Opening Schools Should Be Priority No. 1

Opening Schools Should Be Priority No. 1

Over the long course of the Covid-19 pandemic, one comforting fact has been that children have been at very little risk from the virus. Unfortunately, that doesn’t mean they haven’t suffered.

In fact, research on pandemic-related school closings suggests that the harm imposed on kids could last a lifetime. A recent report from McKinsey & Co., which analyzed data for 1.6 million elementary-school kids in the U.S., found that on average they were five months behind in math and four months behind in reading. Hardest hit were kids from low-income districts, as well as predominantly Black and Hispanic ones. The authors warn that this “unfinished learning” could impede future academic progress and depress wages “far into adulthood.” They also found rising rates of anxiety and depression.

Most parents won’t be surprised by those findings. They’ve watched their kids struggle to learn online, or become increasingly isolated without the vital social interactions in-person schooling provides. For many, remote learning has been a slow-motion disaster.

Getting kids back in the classroom must be a society-wide priority. We must turn the page on the last school year, when too many unions obstructed or slowed down school reopenings. America’s children cannot afford a repeat of that harmful episode, and it’s essential that teachers help lead the way.

The good news is that the vast majority of teachers are vaccinated, according to the National Education Association and the White House. Few other industries can boast of such high numbers. Teachers were given priority for vaccinations in many areas, and most had the good sense — and sense of professional responsibility — to get the shots. The country would be in much better shape if more of their former pupils followed their examples.

Some states are now considering vaccination mandates for teachers, which would help push the rate up near 100% — an outcome that would be good for both teachers and students. American Federation of Teachers president Randi Weingarten says her union, which had opposed vaccine mandates, now supports them, a welcome change that Weingarten deserves credit for. 

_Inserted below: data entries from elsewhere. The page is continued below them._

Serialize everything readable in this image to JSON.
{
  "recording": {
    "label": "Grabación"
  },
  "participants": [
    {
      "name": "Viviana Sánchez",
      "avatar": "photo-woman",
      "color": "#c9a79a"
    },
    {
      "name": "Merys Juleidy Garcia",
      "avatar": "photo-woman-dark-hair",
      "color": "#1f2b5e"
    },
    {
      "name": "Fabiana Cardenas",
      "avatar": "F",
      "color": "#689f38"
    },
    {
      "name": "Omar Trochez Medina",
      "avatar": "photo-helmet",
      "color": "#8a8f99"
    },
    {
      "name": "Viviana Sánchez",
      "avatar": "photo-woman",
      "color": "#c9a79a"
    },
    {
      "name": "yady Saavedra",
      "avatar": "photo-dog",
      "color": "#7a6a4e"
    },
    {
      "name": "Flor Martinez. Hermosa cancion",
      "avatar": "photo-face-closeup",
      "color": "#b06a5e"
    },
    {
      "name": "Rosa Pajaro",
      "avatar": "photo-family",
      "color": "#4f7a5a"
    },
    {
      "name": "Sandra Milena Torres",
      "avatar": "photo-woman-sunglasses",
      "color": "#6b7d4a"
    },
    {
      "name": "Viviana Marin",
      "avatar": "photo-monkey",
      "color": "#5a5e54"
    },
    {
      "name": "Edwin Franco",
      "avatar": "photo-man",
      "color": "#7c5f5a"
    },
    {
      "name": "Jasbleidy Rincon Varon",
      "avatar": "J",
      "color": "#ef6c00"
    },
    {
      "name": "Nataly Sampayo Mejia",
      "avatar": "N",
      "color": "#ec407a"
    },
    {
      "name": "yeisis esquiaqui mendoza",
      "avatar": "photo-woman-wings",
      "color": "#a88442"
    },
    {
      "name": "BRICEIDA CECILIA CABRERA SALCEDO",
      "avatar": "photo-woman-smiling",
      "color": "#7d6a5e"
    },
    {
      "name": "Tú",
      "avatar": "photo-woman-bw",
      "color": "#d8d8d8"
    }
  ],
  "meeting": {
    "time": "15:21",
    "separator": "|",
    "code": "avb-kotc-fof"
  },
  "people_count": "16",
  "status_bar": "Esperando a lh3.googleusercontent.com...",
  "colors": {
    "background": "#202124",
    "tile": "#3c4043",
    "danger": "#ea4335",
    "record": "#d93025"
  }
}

At the same time, the AFT is right to oppose efforts by state legislatures to prohibit localities from requiring that masks be worn in schools. Attempting to block schools from taking safety precautions is outrageous — politics at its most reckless — and could well result in deaths. With the CDC recommending mask wearing for indoor spaces where transmission rates are high, local jurisdictions should have the ability to remain flexible about requiring masks in certain situations. They’ll also have plenty of money for mitigation measures — such as improving ventilation systems or establishing testing programs — given that most states still haven’t fully spent the school-relief funds Congress has lavished on them the past two years.

We are heading into a new school year with vaccines that have proven incredibly effective against severe sickness and death, with a teacher vaccination rate approaching 100%, and with the knowledge — based on data from study after study — that transmission in the classroom is rare, a point the CDC has also emphasized.

In other words: The time for excuses is over. After saying two weeks ago that the union would “try to open up schools,” Weingarten seemed to realize she misspoke — because trying isn’t good enough. Last week, she said she was “1,000% committed to getting teachers and kids back in school.” That’s good, and now we need union leaders to follow through on it.

Given the appalling damage remote learning has inflicted on American children, a clear message needs to echo from the White House to the Department of Education all the way down to the district level: Open the schools, five days a week, no exceptions.

Michael R. Bloomberg is the founder and majority owner of Bloomberg LP, the parent company of Bloomberg News, and UN Special Envoy on Climate Ambition and Solutions.